Because the basic ideas seems right up the alley of those property rights groups: A constitutional challenge to all those state and local rules and regulations involving inspection of building quality and related matters. Since this involves government entities coming onto private property without a reasonable belief that something criminal was going on.
The problems being alleged were certainly significant enough.
For example, the landlords involved in this case owned rental units for which there was no working source of heat. Tenants were told they had to provide their own heat via portable electric space heaters. In addition, kitchens contained no vent, hood, fan, or window, despite the fact that natural gas was used to heat them. In one building, windows were not properly installed, allowing weather to enter the wall. Plumbing was in such disrepair that a bucket had to be used to catch water draining from a bathroom sink. One unit was infested with cockroaches. Some units had unsound wall finishes and warped or buckled walls.

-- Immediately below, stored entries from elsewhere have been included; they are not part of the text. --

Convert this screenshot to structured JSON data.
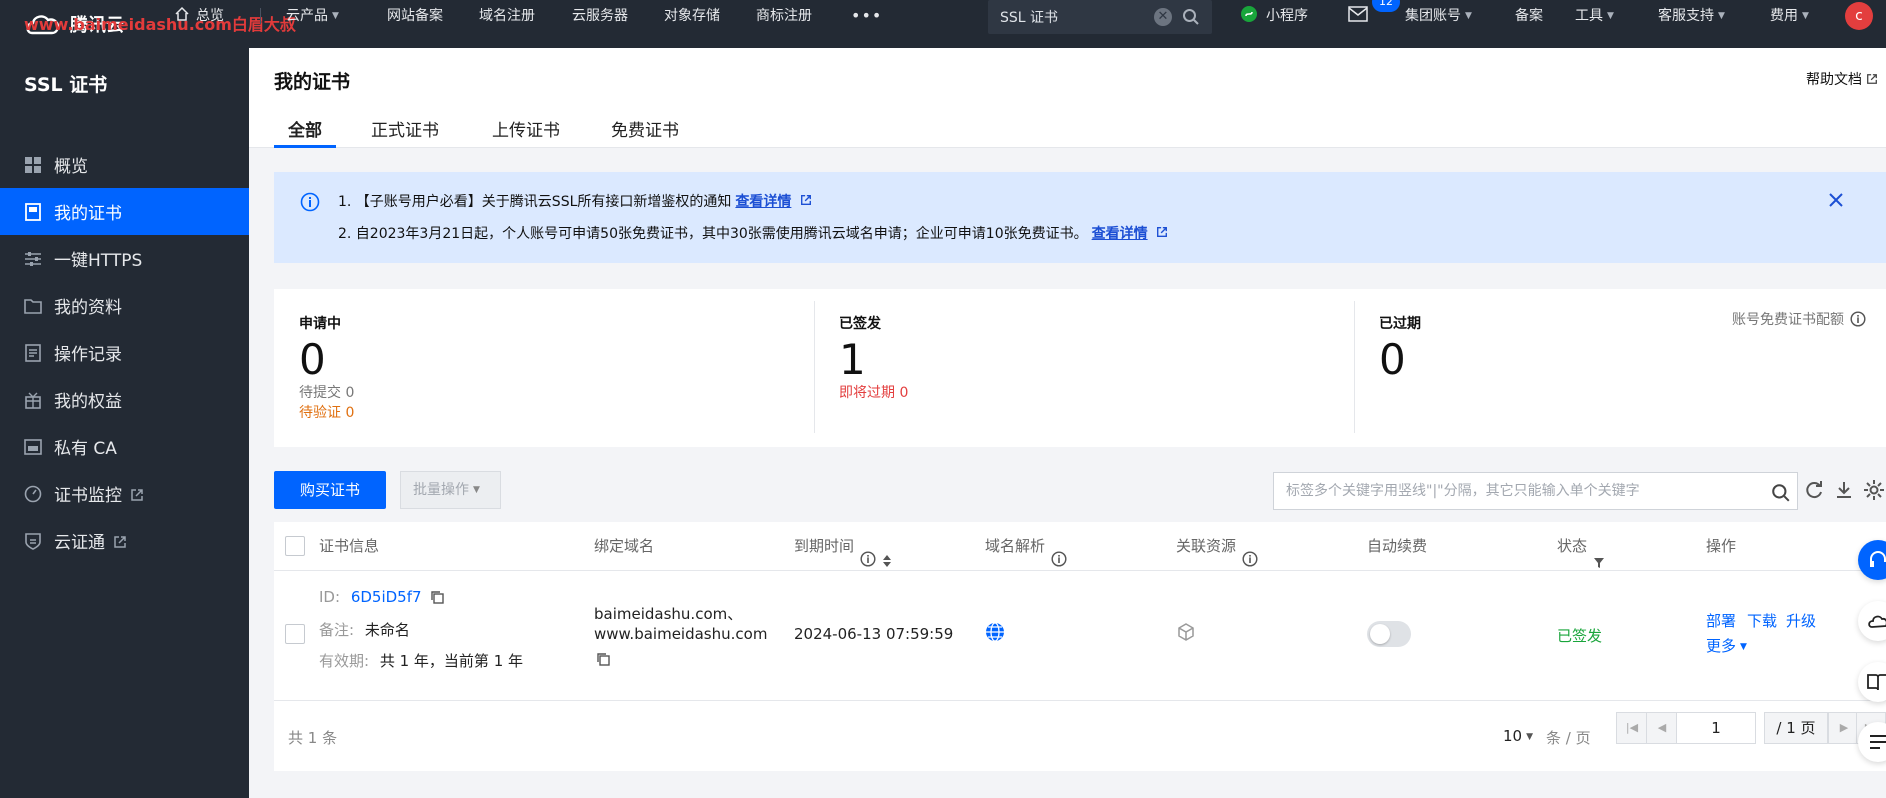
{
  "topbar": {
    "logo_text": "腾讯云",
    "watermark": "www.baimeidashu.com白眉大叔",
    "nav": [
      {
        "label": "总览",
        "has_icon": true
      },
      {
        "label": "云产品",
        "has_caret": true
      },
      {
        "label": "网站备案"
      },
      {
        "label": "域名注册"
      },
      {
        "label": "云服务器"
      },
      {
        "label": "对象存储"
      },
      {
        "label": "商标注册"
      },
      {
        "label": "•••"
      }
    ],
    "search_value": "SSL 证书",
    "right": {
      "miniprogram": "小程序",
      "message_badge": "12",
      "group_account": "集团账号",
      "beian": "备案",
      "tools": "工具",
      "support": "客服支持",
      "fees": "费用",
      "avatar_letter": "c"
    }
  },
  "sidebar": {
    "title": "SSL 证书",
    "items": [
      {
        "label": "概览",
        "icon": "grid-icon",
        "external": false,
        "active": false
      },
      {
        "label": "我的证书",
        "icon": "certificate-icon",
        "external": false,
        "active": true
      },
      {
        "label": "一键HTTPS",
        "icon": "sliders-icon",
        "external": false,
        "active": false
      },
      {
        "label": "我的资料",
        "icon": "folder-icon",
        "external": false,
        "active": false
      },
      {
        "label": "操作记录",
        "icon": "document-icon",
        "external": false,
        "active": false
      },
      {
        "label": "我的权益",
        "icon": "gift-icon",
        "external": false,
        "active": false
      },
      {
        "label": "私有 CA",
        "icon": "ca-icon",
        "external": false,
        "active": false
      },
      {
        "label": "证书监控",
        "icon": "monitor-icon",
        "external": true,
        "active": false
      },
      {
        "label": "云证通",
        "icon": "shield-icon",
        "external": true,
        "active": false
      }
    ]
  },
  "main": {
    "title": "我的证书",
    "help": "帮助文档",
    "tabs": [
      "全部",
      "正式证书",
      "上传证书",
      "免费证书"
    ],
    "active_tab": "全部"
  },
  "notice": {
    "line1_text": "1. 【子账号用户必看】关于腾讯云SSL所有接口新增鉴权的通知",
    "line1_link": "查看详情",
    "line2_text": "2. 自2023年3月21日起，个人账号可申请50张免费证书，其中30张需使用腾讯云域名申请；企业可申请10张免费证书。",
    "line2_link": "查看详情"
  },
  "stats": {
    "applying": {
      "label": "申请中",
      "value": "0",
      "sub1": "待提交 0",
      "sub2": "待验证 0"
    },
    "issued": {
      "label": "已签发",
      "value": "1",
      "sub1": "即将过期 0"
    },
    "expired": {
      "label": "已过期",
      "value": "0"
    },
    "quota_label": "账号免费证书配额"
  },
  "toolbar": {
    "buy_label": "购买证书",
    "batch_label": "批量操作",
    "search_placeholder": "标签多个关键字用竖线\"|\"分隔，其它只能输入单个关键字"
  },
  "table": {
    "headers": {
      "info": "证书信息",
      "domain": "绑定域名",
      "expire": "到期时间",
      "dns": "域名解析",
      "resource": "关联资源",
      "renew": "自动续费",
      "status": "状态",
      "ops": "操作"
    },
    "rows": [
      {
        "id_label": "ID:",
        "id": "6D5iD5f7",
        "note_label": "备注:",
        "note": "未命名",
        "validity_label": "有效期:",
        "validity": "共 1 年，当前第 1 年",
        "domain_line1": "baimeidashu.com、",
        "domain_line2": "www.baimeidashu.com",
        "expire": "2024-06-13 07:59:59",
        "auto_renew": false,
        "status": "已签发",
        "actions": [
          "部署",
          "下载",
          "升级"
        ],
        "more": "更多"
      }
    ],
    "total": "共 1 条",
    "page_size": "10",
    "page_unit": "条 / 页",
    "current_page": "1",
    "total_pages": "/ 1 页"
  },
  "colors": {
    "topbar": "#232a34",
    "accent": "#0064ff",
    "notice_bg": "#dbe9ff",
    "success": "#19a53b",
    "warning": "#e07010",
    "danger": "#e33e3e"
  }
}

One of the Shaws' tenants complained that they were refusing to make necessary repairs to her apartment. For some time, neither the heat nor the air conditioning worked. The doors did not open unless she resorted to using a knife or plastic card. Both the bathroom and kitchen sinks drained into buckets. The shower wall was collapsing and the kitchen and bathroom floors were rotting. When the tenant demanded either repairs, placement into a better rental unit, or refund of her deposit so she could move out, the apartment manager told her that if she continued to complain, he would have her deported.